И Филарет поддался её чарам, в блаженном тумане взял её за руку, приник к ней губами да и повёл свою возлюбленную в глубину своих палат.
– Голубушка, разрушу, разрушаю стену, кою воздвиг меж нами. Возьму на душу грех, ежели сие грех, приголублюсь к тебе. Да Бог простит прегрешение.
– И не сомневайся, любый, нет в том греха. Мы идём с тобой на прощальный пир, мы прольём с тобой слёзы расставания, потому как долгие годы не свидимся. Так угодно судьбе. Сказано святейшим, ты уйдёшь главою великого посольства.
Всё это и многое другое Катерина говорила уже в опочивальне, на ложе, греша и молясь о прощении греха.
А Филарет в эту ночь благодарил Всевышнего за то, что послал к нему несравненную и самую прекрасную женщину, за то, что не погасил в его сердце любовь к ней, за то, что испытал блаженство, кое будет питать его дух долгие годы грядущих страданий.
Катерина ушла из палат Романовых только ранним утром. Дворецкий проводил её глухим путём через сад к Москве-реке. На прощание Катерина подарила ему перстень и попросила:
– Ты уж, батюшка, сохрани нашу тайну. Да больше нам с Фёдором Никитичем не суждено свидеться.

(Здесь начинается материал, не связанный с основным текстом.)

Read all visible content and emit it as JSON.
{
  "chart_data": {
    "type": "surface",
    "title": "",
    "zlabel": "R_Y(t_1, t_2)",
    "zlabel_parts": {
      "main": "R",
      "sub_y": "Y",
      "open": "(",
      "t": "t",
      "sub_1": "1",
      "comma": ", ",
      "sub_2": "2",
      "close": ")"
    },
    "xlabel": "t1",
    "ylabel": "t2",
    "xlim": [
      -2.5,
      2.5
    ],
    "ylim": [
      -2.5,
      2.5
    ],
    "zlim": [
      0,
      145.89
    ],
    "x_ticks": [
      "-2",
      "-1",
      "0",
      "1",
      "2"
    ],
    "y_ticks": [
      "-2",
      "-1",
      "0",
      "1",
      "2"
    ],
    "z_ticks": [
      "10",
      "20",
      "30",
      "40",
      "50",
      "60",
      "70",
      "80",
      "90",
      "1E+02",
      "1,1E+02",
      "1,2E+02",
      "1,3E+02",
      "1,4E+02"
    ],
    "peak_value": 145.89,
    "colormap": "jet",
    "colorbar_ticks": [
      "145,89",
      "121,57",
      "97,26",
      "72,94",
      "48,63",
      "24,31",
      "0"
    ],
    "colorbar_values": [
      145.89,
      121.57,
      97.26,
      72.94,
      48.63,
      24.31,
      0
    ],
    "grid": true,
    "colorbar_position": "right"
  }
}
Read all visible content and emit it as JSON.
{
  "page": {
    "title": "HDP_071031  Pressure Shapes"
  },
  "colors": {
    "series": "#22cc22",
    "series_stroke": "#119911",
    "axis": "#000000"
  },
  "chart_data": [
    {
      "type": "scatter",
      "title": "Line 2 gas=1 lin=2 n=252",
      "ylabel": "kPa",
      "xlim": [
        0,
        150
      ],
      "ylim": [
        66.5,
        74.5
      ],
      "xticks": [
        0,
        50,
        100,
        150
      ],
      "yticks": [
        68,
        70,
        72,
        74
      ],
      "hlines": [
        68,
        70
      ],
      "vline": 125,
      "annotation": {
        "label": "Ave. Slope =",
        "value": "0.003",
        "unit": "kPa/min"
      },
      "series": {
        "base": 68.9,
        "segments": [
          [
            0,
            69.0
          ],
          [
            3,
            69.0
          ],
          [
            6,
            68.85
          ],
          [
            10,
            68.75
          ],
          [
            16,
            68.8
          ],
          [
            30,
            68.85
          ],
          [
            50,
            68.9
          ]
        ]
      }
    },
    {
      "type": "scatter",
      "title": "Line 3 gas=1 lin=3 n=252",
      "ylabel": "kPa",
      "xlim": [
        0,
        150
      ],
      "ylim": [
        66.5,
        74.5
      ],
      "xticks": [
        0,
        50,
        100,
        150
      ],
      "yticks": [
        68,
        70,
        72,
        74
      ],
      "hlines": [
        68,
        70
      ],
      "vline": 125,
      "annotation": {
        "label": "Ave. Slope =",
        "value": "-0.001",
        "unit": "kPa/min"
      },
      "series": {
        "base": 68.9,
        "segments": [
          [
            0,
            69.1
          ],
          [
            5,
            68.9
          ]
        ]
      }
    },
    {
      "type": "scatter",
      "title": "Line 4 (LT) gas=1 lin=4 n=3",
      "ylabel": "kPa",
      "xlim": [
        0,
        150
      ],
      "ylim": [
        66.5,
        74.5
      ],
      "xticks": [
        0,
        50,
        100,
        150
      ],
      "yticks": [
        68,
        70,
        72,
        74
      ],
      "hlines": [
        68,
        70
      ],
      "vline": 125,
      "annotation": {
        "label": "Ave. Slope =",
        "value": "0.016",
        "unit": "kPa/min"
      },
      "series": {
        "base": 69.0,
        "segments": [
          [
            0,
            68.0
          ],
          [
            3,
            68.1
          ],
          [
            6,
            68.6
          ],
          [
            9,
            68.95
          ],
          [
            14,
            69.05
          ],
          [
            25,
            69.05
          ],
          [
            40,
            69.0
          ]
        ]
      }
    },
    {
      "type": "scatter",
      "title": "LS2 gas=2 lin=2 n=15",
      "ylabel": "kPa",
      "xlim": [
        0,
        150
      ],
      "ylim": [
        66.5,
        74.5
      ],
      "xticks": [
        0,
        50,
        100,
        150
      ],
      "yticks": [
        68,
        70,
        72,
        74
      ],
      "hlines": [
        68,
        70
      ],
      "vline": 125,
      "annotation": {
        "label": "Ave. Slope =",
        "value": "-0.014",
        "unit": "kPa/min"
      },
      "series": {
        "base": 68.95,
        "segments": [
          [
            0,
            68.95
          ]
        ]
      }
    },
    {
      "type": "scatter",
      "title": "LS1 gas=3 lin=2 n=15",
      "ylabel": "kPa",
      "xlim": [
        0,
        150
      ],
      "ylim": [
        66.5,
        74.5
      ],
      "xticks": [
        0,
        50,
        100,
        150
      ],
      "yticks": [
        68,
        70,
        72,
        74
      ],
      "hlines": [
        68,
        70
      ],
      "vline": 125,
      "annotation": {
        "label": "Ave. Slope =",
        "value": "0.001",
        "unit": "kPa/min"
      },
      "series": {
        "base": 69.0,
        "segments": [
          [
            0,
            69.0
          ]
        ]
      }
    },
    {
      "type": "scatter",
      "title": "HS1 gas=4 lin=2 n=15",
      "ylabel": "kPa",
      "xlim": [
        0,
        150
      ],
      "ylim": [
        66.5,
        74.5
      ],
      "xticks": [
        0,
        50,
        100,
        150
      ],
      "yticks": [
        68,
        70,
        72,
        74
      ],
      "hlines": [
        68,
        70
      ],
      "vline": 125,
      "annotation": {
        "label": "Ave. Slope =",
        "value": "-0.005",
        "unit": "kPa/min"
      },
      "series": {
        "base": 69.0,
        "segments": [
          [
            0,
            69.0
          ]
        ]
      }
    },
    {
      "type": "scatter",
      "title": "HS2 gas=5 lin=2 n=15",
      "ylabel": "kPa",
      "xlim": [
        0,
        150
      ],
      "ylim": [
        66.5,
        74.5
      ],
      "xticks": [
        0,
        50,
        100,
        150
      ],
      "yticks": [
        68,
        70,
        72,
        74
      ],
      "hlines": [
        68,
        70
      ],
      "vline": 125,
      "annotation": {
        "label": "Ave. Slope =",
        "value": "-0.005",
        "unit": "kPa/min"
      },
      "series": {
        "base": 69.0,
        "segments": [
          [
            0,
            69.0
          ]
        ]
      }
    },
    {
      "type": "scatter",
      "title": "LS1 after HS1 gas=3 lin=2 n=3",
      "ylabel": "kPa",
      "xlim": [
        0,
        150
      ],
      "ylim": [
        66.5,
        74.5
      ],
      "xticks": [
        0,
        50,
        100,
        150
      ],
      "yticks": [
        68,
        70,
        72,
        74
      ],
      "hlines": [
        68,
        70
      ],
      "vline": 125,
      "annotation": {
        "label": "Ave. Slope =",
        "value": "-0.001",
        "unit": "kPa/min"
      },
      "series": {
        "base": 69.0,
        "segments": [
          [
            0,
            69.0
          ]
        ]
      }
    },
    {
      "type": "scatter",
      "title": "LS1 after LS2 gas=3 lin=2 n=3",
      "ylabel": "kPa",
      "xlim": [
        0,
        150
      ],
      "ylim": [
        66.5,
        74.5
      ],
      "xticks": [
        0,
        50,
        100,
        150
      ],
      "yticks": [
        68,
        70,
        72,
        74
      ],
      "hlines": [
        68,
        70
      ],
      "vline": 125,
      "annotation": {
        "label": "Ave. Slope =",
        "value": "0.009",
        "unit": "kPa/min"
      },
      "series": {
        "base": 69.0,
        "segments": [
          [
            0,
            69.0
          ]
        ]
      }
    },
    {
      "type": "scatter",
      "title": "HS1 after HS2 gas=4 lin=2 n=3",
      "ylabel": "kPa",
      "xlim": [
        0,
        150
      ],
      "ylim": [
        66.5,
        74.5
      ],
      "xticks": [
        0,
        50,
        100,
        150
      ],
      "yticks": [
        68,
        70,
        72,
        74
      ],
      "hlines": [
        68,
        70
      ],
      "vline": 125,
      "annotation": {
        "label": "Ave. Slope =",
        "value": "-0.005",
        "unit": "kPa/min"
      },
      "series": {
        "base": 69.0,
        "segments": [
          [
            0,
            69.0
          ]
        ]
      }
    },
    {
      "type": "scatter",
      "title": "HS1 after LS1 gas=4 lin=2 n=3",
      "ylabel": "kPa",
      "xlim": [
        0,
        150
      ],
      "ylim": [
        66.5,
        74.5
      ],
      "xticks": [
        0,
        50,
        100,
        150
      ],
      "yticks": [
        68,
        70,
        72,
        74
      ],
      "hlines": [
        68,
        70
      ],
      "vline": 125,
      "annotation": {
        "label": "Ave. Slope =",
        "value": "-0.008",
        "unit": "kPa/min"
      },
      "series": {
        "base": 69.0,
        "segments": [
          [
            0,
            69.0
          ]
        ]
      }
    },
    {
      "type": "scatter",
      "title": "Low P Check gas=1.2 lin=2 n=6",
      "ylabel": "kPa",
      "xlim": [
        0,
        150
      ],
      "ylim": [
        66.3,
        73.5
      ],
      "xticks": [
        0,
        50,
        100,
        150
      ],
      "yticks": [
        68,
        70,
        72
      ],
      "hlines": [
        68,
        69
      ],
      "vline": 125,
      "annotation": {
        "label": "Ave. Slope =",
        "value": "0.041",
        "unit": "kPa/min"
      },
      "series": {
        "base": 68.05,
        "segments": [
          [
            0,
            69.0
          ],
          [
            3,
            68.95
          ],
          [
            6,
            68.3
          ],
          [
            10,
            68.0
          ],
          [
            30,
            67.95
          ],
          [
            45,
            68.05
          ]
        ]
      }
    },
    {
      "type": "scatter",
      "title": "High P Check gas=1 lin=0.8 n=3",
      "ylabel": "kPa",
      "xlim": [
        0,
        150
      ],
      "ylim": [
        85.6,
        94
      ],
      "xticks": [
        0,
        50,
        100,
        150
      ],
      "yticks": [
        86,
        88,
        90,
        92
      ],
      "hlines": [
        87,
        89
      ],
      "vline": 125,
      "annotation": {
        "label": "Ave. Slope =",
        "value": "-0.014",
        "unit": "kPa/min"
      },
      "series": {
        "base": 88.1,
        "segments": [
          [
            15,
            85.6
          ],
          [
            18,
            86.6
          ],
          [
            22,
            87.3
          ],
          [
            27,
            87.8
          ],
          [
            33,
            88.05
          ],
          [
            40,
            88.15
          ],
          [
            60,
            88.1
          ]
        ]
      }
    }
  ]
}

По пути в патриаршие палаты Катерина вымаливала прощение у законного супруга, который был в сей час в дороге к Смоленску. Шёл туда, чтобы проникнуть в осаждённый город, передать архиепископу Смоленскому грамоту Гермогена, чтобы подняться на стены в ряды защитников и простоять на них до исходного часа.
Филарет в это время стоял на коленях перед иконостасом и молился, прося прощения у Всевышнего, у Сильвестра и ругал самого себя за греховодство. Разум его пробудился от наваждения, и он счёл, что по священному писанию должен строго наказать себя. Но знал он и другое: сей грех был искуплен за многие годы отлучения от жены, от любимой женщины. Он был пострижен в монахи вопреки его вольнолюбивой натуре. И всё же Филарет изгонял из себя беса. Он велел жарко натопить баню и ушёл бороться с соблазнителем. И пока парился, нещадно избивал себя голиком, а не веником, обливал ледяной водой. И как показалось Филарету, бес был изгнан. Но душевное умиротворение осталось, и ночь накануне Успения Пресвятой Богородицы запомнится ему на всю оставшуюся жизнь.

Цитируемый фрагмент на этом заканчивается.